Domestic violence, including violence against children, continues to increase, as indicated by the studies of the Dajemy Dzieciom Siłę Foundation. Children who are not logged into e-learning sites receive practically no protection from the state, as though they didn’t exist. The consequences of child suffering will be dire, translating into acts of destruction and self-destruction. The tragedy of non-heteronormative and non-binary children continues.

If we, people involved in theatre and art, want a new world, we should treat working with children and youth very seriously. We should not make theatre educators solely responsible for this. Rebecca Solnit writes:

Hope and action feed each other. … Political awareness without activism means looking at the devastation, your face turned toward the center of things. Activism itself can generate hope because it already constitutes an alternative and turns away from the corruption at center to face the wild possibilities and the heroes at the edges or at your side (Solnit, 2019, p. 66).

I too see hope in action. I see it in the released voices of the heroines We Are the Future; in the split that occurred in Eryk; in the Primary School No. 9 in the Łazarz district of Poznań – in its staff and students, who told me how they realized the impact of the wounds they inflicted by their hate speech; in Zuza’s account of her resistance in a religion class; in the creators of both projects.

I also see hope in the fact that almost all of the young people I have talked to appreciate theatre’s power and agency. They would all be willing to work with Skrzywanek and Stachuła again. They blame adults for the scarcity of theatrical offerings for them. Patrycja put it explicitly: “Theatres are not friendly to young people. We’re not even an object of marketing or anything” (Aga, Eryk, Martyna, Patrycja, 2020). Young people see theatre as a potential space for working through social tragedies and understanding class mechanisms and differences, motivation of adults, experience of mental illness and disorder as well as their own adolescence. Everything that is close to their hearts and that worries them. When asked what they would like to see plays about, they replied:

About growing up, what it’s like for different people in different environments, in rich and poor homes; for someone who seems perfect but in fact they are not.
About a person who harasses someone at school and then they go home and we’re beginning to understand what goes on there and why this person is a bully.

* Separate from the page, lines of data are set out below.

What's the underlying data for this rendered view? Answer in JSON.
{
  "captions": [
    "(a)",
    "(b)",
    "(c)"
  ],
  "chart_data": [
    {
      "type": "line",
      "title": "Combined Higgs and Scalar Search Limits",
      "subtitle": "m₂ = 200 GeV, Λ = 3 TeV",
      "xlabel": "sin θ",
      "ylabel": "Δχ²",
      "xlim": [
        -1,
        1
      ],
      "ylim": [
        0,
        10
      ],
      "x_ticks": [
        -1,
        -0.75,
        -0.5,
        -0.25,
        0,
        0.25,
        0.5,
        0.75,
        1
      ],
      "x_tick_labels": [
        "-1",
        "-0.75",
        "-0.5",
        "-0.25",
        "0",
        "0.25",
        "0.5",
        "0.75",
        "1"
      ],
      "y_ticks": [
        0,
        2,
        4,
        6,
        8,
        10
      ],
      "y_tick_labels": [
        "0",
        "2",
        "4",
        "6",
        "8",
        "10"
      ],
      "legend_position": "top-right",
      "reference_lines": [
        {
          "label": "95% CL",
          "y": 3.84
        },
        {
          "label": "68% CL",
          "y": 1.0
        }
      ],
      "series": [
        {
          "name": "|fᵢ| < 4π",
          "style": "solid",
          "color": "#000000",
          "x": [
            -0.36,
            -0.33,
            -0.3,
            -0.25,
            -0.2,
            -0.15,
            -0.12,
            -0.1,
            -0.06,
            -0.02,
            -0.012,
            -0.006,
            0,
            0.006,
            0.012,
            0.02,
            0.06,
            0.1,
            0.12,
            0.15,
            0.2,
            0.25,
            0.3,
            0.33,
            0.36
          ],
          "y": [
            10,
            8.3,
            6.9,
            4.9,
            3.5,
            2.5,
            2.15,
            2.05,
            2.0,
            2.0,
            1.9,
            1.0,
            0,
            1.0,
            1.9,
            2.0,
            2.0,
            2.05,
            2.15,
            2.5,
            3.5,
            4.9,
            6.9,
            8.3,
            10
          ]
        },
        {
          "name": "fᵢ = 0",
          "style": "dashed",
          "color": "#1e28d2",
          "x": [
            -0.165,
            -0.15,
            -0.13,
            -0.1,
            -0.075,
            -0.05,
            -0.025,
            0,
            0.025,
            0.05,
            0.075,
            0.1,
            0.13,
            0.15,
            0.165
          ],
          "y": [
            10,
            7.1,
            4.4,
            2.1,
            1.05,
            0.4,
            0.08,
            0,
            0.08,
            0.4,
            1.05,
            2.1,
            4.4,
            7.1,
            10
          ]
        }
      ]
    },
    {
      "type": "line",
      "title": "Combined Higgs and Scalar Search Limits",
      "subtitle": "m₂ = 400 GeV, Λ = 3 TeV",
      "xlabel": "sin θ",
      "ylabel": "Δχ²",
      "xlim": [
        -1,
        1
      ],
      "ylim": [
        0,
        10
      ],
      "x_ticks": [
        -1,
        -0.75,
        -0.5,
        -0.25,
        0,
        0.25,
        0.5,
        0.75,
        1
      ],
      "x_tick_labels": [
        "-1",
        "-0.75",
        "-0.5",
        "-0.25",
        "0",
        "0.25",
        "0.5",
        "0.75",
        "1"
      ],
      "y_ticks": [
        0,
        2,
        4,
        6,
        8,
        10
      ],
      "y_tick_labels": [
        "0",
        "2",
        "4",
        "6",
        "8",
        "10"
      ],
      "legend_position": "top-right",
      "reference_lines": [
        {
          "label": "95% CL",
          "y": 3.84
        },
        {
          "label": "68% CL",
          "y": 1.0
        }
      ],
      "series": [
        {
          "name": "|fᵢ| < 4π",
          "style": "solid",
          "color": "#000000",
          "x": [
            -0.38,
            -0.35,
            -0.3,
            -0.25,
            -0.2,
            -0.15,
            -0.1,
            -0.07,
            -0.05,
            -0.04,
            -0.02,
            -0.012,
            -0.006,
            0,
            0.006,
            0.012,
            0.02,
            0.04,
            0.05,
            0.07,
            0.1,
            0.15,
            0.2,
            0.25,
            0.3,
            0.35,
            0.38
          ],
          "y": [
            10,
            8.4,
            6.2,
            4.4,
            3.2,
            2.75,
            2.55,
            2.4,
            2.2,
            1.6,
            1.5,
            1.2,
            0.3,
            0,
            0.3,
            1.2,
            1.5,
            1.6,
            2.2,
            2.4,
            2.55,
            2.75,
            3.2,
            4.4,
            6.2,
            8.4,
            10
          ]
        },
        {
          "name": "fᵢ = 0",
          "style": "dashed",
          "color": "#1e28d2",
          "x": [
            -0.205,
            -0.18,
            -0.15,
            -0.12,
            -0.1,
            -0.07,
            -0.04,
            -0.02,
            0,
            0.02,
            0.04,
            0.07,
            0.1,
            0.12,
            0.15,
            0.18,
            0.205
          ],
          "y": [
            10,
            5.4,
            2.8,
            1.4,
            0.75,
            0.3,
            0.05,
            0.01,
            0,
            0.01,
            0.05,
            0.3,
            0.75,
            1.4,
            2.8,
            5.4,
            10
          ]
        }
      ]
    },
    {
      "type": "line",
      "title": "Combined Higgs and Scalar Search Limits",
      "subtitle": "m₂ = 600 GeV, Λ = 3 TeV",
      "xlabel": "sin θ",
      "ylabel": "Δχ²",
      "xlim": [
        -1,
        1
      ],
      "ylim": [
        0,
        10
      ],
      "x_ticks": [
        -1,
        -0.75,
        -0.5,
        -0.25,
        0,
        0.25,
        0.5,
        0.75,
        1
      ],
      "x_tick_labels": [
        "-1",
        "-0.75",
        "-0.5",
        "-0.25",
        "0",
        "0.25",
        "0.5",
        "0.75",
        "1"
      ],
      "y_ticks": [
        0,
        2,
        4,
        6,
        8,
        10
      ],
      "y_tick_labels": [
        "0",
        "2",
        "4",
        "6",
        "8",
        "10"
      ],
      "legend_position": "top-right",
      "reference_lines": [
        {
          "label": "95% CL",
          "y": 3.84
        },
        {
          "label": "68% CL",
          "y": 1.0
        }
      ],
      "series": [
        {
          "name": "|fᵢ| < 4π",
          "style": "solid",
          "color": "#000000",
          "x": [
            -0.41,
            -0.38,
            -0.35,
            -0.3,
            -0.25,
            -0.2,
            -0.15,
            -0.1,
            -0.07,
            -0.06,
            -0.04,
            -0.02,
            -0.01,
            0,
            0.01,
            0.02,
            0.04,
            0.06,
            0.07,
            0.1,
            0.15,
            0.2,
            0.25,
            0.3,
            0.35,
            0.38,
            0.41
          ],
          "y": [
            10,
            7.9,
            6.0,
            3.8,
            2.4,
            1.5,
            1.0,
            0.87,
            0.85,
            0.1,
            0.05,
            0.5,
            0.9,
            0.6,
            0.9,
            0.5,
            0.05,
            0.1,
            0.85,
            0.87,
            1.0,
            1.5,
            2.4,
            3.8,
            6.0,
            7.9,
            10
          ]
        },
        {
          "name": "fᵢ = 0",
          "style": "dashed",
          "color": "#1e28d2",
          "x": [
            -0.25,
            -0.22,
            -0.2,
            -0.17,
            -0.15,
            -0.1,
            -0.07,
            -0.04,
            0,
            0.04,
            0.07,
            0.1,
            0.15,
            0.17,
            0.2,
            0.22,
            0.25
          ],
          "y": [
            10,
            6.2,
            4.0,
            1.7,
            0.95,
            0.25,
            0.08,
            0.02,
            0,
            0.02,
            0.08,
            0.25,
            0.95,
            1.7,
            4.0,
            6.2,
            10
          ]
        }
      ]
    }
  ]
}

Such a play could show what’s beneath this person’s mask.
About how someone had a difficult situation at home, but they’ve pulled through.
About the world of adults so that we could understand them better. We get upset when adults answer our questions with: “You can’t understand this because you’re a child.”
About young people’s psychological problems.
About hate.
About tolerance.
About depression (Anastazja, Ania, Bartek, Jaźwińska, Kamil, Kinga, Kuba, Oliwia, Sandra, Zuza, 2020; Aga, Eryk, Martyna, Patrycja, 2020).

There is too much grumbling about the ineffectiveness of theatre. Change is possible, though perhaps not immediately and on a large scale; I’m convinced of that also because I have seen it many times as a curator of engaging art projects. As Solnit notes, change begins in microsituations that wear away a stone. I combine this view with the “performance of possibilities”, an idea proposed by D. Soyini Madison (1998, pp. 276-286) who believes that performance matters because it can bring about a change in the world. It seeks to expose harmful systems and motivates people to action. It offers hope that the public can learn more by revealing and eliciting silenced or disregarded voices about how power works. The performance of possibilities assumes that it can help audiences, performers and artists make a change in themselves and the world.